Kaaren Haldeman
Georgia Team

Kaaren M. Haldeman is a Post-doctoral Associate in the Department of Anthropology at Georgia State University. She is a sociocultural anthropologist trained in medical anthropology and public health. She is a contributing author to “The Intersectional Approach: Transforming the Academy through Race, Class, & Gender” (Berger & Guidroz, 2009).
Dr. Haldeman’s research has focused on Black maternal health and the impacts of racism on health among African American women in North Carolina. She also worked at the US-Mexico border to understand binational collaboration in health care.
After completing her post-doctoral training in bioethics and genomic biobanking in the Department of Social Medicine at UNC Chapel Hill, she began a career in advocacy and community organizing around gun violence prevention.
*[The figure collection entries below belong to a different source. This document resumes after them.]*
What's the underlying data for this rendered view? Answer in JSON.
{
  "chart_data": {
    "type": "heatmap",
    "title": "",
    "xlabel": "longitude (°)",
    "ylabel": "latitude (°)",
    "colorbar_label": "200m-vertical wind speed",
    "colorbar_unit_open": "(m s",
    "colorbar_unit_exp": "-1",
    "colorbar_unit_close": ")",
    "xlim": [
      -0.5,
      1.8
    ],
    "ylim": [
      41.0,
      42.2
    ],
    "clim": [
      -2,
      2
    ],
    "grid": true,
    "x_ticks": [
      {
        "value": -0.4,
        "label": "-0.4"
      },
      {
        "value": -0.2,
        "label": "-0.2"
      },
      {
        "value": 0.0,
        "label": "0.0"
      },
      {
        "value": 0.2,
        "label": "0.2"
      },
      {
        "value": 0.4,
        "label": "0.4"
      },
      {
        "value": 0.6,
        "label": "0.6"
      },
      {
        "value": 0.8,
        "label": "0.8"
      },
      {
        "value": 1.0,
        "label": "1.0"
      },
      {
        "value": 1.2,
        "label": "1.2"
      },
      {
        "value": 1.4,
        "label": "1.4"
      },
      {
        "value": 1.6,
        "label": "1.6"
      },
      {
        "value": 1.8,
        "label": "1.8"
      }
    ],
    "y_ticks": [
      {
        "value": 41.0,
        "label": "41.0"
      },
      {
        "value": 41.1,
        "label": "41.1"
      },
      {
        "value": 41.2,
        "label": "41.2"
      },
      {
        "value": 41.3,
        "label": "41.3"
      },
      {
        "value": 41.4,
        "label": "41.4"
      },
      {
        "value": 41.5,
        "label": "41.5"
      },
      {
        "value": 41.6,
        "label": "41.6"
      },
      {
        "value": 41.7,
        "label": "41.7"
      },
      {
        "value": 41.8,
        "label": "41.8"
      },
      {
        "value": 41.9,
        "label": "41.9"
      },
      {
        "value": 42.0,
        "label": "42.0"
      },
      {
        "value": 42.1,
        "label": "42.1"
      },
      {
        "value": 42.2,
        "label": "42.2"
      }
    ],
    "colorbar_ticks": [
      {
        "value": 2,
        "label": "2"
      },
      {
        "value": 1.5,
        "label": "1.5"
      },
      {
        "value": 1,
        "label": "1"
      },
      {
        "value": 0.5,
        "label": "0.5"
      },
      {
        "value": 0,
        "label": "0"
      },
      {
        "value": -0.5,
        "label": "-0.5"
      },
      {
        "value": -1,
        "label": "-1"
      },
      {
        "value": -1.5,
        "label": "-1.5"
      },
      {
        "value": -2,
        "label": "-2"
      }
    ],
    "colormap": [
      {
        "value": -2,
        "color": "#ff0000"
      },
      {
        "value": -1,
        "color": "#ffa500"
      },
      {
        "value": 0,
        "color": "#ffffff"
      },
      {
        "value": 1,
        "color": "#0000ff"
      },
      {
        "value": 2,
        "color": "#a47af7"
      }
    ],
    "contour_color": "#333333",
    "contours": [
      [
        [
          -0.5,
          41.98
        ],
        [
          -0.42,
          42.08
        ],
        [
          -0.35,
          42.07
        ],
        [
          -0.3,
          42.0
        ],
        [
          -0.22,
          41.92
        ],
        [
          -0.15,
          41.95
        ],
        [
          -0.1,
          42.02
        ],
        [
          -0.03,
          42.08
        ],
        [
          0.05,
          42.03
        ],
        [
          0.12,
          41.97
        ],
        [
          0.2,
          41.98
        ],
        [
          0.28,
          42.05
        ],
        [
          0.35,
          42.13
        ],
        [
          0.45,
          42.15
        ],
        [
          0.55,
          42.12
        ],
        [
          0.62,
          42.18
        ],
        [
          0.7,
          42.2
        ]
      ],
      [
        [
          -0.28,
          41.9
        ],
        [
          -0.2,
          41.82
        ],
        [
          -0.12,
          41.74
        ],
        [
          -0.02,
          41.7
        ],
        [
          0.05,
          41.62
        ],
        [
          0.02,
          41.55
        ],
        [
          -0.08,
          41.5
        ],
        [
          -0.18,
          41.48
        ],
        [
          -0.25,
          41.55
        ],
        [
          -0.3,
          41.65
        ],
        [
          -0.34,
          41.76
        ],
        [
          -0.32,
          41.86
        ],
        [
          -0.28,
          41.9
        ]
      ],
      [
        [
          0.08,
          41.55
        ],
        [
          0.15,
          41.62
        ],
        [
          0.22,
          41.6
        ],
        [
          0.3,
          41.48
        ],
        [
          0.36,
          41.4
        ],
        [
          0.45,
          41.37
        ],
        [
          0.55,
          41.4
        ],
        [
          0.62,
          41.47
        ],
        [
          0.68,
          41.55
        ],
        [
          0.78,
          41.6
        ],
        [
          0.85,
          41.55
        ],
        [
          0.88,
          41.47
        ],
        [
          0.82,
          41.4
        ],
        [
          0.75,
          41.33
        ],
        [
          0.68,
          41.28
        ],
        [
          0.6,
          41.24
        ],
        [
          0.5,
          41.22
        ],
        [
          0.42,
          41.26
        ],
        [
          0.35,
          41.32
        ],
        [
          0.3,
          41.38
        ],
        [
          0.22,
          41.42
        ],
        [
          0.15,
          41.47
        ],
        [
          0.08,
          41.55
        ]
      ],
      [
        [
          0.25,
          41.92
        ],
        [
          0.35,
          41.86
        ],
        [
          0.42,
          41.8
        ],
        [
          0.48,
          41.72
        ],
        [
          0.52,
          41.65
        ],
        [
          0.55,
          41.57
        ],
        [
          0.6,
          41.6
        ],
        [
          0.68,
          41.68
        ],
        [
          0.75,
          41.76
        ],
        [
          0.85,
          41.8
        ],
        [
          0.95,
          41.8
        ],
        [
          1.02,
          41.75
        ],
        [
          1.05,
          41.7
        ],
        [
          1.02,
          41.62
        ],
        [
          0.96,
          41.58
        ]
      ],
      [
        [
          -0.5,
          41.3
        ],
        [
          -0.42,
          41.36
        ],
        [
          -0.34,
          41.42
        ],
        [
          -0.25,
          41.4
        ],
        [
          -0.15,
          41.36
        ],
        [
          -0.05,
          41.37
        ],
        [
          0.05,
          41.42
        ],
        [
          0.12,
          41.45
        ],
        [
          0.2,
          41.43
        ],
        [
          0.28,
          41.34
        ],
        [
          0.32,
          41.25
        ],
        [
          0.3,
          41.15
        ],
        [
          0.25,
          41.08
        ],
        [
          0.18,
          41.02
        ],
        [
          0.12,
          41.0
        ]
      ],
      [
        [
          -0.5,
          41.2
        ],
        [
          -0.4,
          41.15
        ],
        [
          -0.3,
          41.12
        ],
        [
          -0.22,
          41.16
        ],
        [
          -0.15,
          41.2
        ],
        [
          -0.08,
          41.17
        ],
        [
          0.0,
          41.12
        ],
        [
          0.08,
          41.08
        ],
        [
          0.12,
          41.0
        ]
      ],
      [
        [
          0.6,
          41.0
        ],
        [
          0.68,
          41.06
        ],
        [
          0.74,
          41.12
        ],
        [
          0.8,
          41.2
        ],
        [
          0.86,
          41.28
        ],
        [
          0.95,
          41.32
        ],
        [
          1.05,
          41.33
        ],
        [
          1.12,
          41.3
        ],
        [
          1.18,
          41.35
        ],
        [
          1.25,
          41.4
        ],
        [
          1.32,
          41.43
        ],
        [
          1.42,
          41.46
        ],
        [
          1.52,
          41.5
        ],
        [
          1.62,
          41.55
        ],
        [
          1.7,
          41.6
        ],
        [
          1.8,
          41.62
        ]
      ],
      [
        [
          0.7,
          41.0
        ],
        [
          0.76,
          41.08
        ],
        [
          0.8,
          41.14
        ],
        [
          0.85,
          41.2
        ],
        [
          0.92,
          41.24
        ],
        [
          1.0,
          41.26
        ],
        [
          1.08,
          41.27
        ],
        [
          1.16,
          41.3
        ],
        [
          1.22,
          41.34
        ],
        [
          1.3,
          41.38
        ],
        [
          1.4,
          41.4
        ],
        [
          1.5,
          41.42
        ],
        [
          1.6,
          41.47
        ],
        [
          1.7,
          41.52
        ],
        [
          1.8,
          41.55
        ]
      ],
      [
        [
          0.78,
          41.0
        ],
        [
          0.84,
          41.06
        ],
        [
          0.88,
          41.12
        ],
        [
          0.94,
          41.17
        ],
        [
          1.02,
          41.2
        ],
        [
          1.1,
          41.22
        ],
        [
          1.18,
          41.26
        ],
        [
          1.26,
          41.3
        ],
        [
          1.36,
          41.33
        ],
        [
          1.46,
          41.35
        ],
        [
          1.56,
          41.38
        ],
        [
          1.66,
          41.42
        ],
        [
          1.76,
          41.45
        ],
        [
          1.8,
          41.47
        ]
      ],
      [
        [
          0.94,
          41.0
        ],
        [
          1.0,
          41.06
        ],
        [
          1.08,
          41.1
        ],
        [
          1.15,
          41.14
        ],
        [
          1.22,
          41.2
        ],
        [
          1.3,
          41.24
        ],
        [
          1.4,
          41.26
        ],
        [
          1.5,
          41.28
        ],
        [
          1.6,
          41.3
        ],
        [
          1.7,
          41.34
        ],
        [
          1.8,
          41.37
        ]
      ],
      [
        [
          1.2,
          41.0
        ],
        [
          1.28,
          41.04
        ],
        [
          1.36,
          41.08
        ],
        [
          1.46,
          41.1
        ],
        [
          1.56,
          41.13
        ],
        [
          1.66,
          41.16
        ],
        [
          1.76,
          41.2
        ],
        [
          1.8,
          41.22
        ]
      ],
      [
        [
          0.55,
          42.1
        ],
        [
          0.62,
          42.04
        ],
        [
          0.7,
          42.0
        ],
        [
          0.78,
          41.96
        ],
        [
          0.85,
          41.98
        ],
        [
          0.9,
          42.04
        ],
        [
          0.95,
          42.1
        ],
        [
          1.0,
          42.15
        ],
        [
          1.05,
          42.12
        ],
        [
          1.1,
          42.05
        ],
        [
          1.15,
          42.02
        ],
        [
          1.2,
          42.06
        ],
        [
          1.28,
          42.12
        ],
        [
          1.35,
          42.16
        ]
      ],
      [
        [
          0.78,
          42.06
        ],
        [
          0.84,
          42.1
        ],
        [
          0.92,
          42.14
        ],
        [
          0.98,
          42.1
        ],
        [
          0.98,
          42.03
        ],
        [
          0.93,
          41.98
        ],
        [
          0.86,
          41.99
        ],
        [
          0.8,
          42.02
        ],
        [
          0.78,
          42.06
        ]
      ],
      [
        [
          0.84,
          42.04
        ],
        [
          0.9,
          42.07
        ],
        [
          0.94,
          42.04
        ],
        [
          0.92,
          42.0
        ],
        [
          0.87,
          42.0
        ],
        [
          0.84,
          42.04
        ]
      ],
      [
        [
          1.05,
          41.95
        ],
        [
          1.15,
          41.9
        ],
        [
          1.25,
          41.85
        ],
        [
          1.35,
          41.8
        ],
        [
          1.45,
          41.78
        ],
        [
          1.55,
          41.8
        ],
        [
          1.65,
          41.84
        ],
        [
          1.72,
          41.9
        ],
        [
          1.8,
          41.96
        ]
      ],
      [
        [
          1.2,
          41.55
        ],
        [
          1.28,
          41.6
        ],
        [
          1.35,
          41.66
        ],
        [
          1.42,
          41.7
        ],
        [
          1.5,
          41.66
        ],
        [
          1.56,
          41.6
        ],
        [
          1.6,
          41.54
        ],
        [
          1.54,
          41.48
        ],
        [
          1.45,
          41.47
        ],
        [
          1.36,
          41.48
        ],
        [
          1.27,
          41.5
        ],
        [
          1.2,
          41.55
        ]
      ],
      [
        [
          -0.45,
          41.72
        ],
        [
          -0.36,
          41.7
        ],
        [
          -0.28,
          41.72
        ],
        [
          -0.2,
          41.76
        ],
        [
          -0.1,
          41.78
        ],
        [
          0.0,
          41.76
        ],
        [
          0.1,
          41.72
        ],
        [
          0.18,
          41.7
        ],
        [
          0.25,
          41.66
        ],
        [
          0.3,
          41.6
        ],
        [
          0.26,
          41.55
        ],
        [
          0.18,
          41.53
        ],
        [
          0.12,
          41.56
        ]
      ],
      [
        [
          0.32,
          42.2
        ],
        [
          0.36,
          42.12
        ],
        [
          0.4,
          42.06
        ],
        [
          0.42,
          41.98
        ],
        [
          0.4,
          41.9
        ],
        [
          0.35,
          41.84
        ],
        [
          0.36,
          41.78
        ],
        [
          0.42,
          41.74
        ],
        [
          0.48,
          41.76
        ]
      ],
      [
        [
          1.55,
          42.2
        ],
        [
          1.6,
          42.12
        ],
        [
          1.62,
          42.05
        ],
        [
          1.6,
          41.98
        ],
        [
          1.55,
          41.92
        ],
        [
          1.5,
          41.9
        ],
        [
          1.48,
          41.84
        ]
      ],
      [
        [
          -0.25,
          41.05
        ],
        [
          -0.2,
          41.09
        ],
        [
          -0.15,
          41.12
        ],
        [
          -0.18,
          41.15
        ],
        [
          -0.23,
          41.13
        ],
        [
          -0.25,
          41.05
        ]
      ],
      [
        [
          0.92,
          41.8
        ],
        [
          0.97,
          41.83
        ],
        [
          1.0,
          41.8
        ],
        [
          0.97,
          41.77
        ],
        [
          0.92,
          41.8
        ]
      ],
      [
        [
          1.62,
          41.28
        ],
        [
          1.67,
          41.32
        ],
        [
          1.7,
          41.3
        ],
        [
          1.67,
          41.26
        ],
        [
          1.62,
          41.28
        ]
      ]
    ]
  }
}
She helped build a national grassroots gun violence prevention organization and was the first to lead the North Carolina state chapter. She has extensive experience in civic engagement and policy and in 2018 ran for public office in her home city of Durham, NC. She co-chaired the City and State’s first Racial Equity Task Force, 2018-2020. In this role, she collaboratively authored recommendations to the City to create a more racially equitable Durham. She consults on inclusive workplace culture change and moving people from training in equity to meaningful action.
Dr. Haldeman holds a PhD in Anthropology from the University of North Carolina at Chapel Hill and a Master of Public Health from the University of California at Berkeley. She centers racial equity and antiracist praxis in her personal, academic, and advocacy lives.